DPR Minta BPK Lanjutkan Lagi Sejumlah Audit tentang Energi



JAKARTA. Untuk kedua kali, Badan Pemeriksa Keuangan (BPK) datang memenuhi undangan Panitia Khusus (Pansus) Kebijakan Kenaikan Harga Bahan Bakar Minyak (BBM).

Kali ini, BPK datang dengan membawa data lengkap tentang energi. Salah satu data BPK yang membetot perhatian anggota dewan adalah laporan rekapitulasi temuan pemeriksaan BPK yang berpengaruh terhadap perhitungan bagi hasil antara kontraktor kontrak kerja sama (KKKS) dengan pemerintah pada tahun buku 2004 dan 2005.

Di situ terdapat dana bagi hasil yang belum disetujui mencapai US$ 1,79 miliar. Adapun total perhitungan bagi hasil yang sudah disepakati pemerintah sebesar US$ 16,06 miliar.


Auditor Utama BPK Widodo Mumpuni mengatakan dana bagi hasil yang belum disetujui itu seharusnya tidak boleh dibagikan. "Kalau pun sudah dibagikan, dana itu bisa dipotongkan pada bagi hasil tahun ini," kata Widodo, Rabu (2/9).

Pada tahun buku 2004 dan semester pertama 2005 ada pencairan dana bagi hasil yang belum disetujui milik lima KKKS. Kelima KKKS itu adalah PT Chevron Pasific Indonesia, Conoco Philips Grissik, Petrochina International Jabung Limited, Medco E&P Indonesia-Rimau Block, dan BOB PT Bumi Siak Pusako-Pertamina Hulu. BPK menemukan dana bagi hasil yang cair tanpa persetujuan iniĀ  sebesar US$ 1,13 miliar.
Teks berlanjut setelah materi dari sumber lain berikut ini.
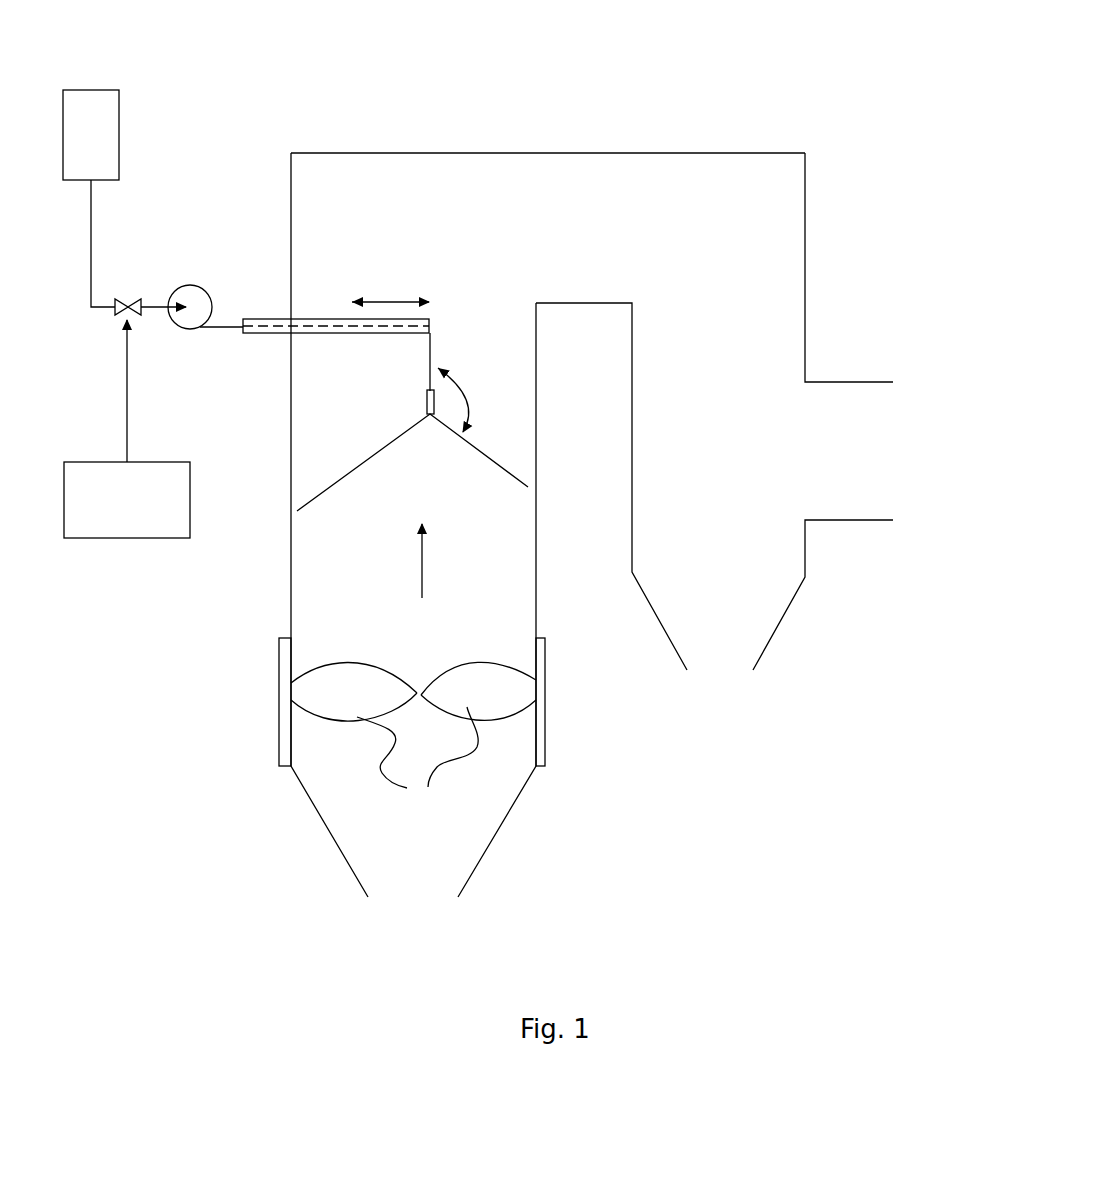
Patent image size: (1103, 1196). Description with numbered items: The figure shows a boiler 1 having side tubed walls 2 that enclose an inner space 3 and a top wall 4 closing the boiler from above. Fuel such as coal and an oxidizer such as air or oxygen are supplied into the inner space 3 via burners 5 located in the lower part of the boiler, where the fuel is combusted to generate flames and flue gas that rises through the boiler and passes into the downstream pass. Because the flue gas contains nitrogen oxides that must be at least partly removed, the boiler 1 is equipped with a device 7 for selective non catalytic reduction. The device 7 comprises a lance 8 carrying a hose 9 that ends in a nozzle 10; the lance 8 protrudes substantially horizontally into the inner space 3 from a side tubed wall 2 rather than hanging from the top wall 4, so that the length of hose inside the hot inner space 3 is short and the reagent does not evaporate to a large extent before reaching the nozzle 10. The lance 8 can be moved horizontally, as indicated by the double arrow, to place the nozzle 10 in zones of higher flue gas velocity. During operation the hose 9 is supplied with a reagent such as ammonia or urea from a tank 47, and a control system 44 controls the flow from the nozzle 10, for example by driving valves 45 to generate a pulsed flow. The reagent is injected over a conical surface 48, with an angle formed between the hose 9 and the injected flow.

The boiler 1 is at (668, 84).
The side tubed walls 2 is at (290, 566).
The inner space 3 is at (430, 391).
The top wall 4 is at (501, 152).
The burners 5 is at (283, 737).
The device for selective non catalytic reduction 7 is at (224, 237).
The lance 8 is at (309, 317).
The hose 9 is at (431, 349).
The nozzle 10 is at (427, 402).
The control system 44 is at (127, 429).
The valves 45 is at (118, 312).
The tank 47 is at (91, 198).
The conical surface 48 is at (337, 479).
Sedangkan pada tahun buku 2005, BPK menemukan nilai bagi hasil yang belum disetujui tapi sudah cair, mencapai US$ 652,40 miliar. Angka ini berasal dari delapan KKKS. Mereka adalah Total Indonesia Balikpapan, Chevron Makassar Limited & Chevron Indonesia Company, VICO Indonesia, China National Offshore Oil Company SES Ltd, Exxon Mobil Oil Indonesia, Conoco Philips Natuna, British Petroleum West Java, dan Premier Oil Natuna Sea.

Sebagai tindak lanjut atas temuan BPK, anggota Pansus BBM Drajad H.Wibowo mengatakan Pansus BBM perlu menyurati panitia anggaran DPR agar memanggil dan meminta penjelasan dari berbagai pihak terkait. Ini terkait dengan penggunaan uang dari Anggaran Pendapatan dan Belanja Negara (APBN). "Kalau perlu, BPK melakukan pengecekan ulang atas hal tersebut," kata Drajat.

Widodo mengatakan BPK pernah meminta penjelasan masalah ini kepada pemerintah. "Tapi saya lupa detilnya karena itu sudah lama," kata Widodo. Saat ini, BPK sedang merumuskan laporan hasil rekapitulasi pemeriksaan BPK yang berpengaruh terhadap perhitungan bagi hasil tahun buku 2006 dan 2007.

Sementara itu menurut anggota Pansus BBM Rama Pratama, masalah pengelolaan energi ini terlalu banyak karena pengawasan kebijakan energi yang masih lemah. Dia mengusulkan ada audit terhadap kebijakan energi nasional dan pajak atas minyak dan gas. "Segala hal soal energi itu sumbu utamanya dua hal itu," kata Rama.